Her vexed look wounds him a little. It tells him how badly he's bungled this rendezvous so far, something he's never done before. It has always been so instinctive, so natural: the right thing to say has come to him as easily as breathing does to a lifer. But he is distracted. Alone. Something is blocking his insight.

“I said I have a favor to ask,” she reiterates. “It's about Renee.”

“What about Renee?”

“I was wondering...and it would mean the world to me...” She sighs, glances up at the ceiling, then back to Bellamy. “Could I maybe stick around a while longer? Just until I know for certain what's happened to Tom.”

“Here's the thing, Samantha...”

“Oh, I know it's final. I know I'm done. I know it. But even if I'm not in my body any more, could I, you know, maybe stay a while?

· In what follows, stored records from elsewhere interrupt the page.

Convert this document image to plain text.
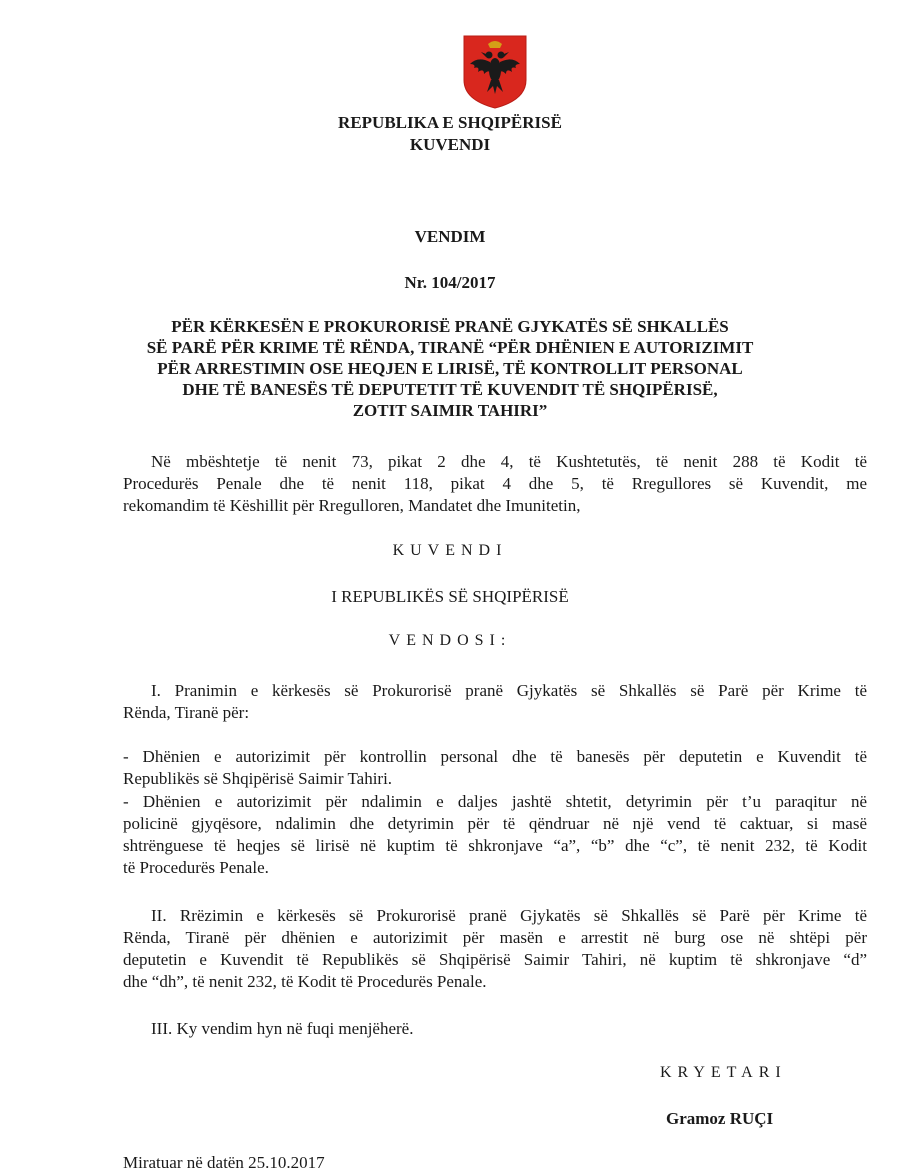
REPUBLIKA E SHQIPËRISË
KUVENDI
VENDIM
Nr. 104/2017
PËR KËRKESËN E PROKURORISË PRANË GJYKATËS SË SHKALLËS
SË PARË PËR KRIME TË RËNDA, TIRANË “PËR DHËNIEN E AUTORIZIMIT
PËR ARRESTIMIN OSE HEQJEN E LIRISË, TË KONTROLLIT PERSONAL
DHE TË BANESËS TË DEPUTETIT TË KUVENDIT TË SHQIPËRISË,
ZOTIT SAIMIR TAHIRI”
Në mbështetje të nenit 73, pikat 2 dhe 4, të Kushtetutës, të nenit 288 të Kodit të
Procedurës Penale dhe të nenit 118, pikat 4 dhe 5, të Rregullores së Kuvendit, me
rekomandim të Këshillit për Rregulloren, Mandatet dhe Imunitetin,
KUVENDI
I REPUBLIKËS SË SHQIPËRISË
VENDOSI:
I. Pranimin e kërkesës së Prokurorisë pranë Gjykatës së Shkallës së Parë për Krime të
Rënda, Tiranë për:
- Dhënien e autorizimit për kontrollin personal dhe të banesës për deputetin e Kuvendit të
Republikës së Shqipërisë Saimir Tahiri.
- Dhënien e autorizimit për ndalimin e daljes jashtë shtetit, detyrimin për t’u paraqitur në
policinë gjyqësore, ndalimin dhe detyrimin për të qëndruar në një vend të caktuar, si masë
shtrënguese të heqjes së lirisë në kuptim të shkronjave “a”, “b” dhe “c”, të nenit 232, të Kodit
të Procedurës Penale.
II. Rrëzimin e kërkesës së Prokurorisë pranë Gjykatës së Shkallës së Parë për Krime të
Rënda, Tiranë për dhënien e autorizimit për masën e arrestit në burg ose në shtëpi për
deputetin e Kuvendit të Republikës së Shqipërisë Saimir Tahiri, në kuptim të shkronjave “d”
dhe “dh”, të nenit 232, të Kodit të Procedurës Penale.
III. Ky vendim hyn në fuqi menjëherë.
KRYETARI
Gramoz RUÇI
Miratuar në datën 25.10.2017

Make sure my baby girl's going to be okay. I've never gambled in my life, but if I were to make a wager, just one wager, it would be for my Renee and her Tom. He hasn't died in this storm, you know. He made it safely off that oil rig and the helicopter flew ahead of the strongest winds, and any time now her phone's going to ring and it'll be Tom telling her not to worry because he made it to the mainland and he's on his way here now. The helicopter's communications were knocked out, that's all, and nothing in the next sixty years is going to keep them apart further than half a tank of gas. When I hear that phone ring, and see her thank the Good Lord, then my time will be over. I won't need anything else. I won't ask for anything else. I swear.”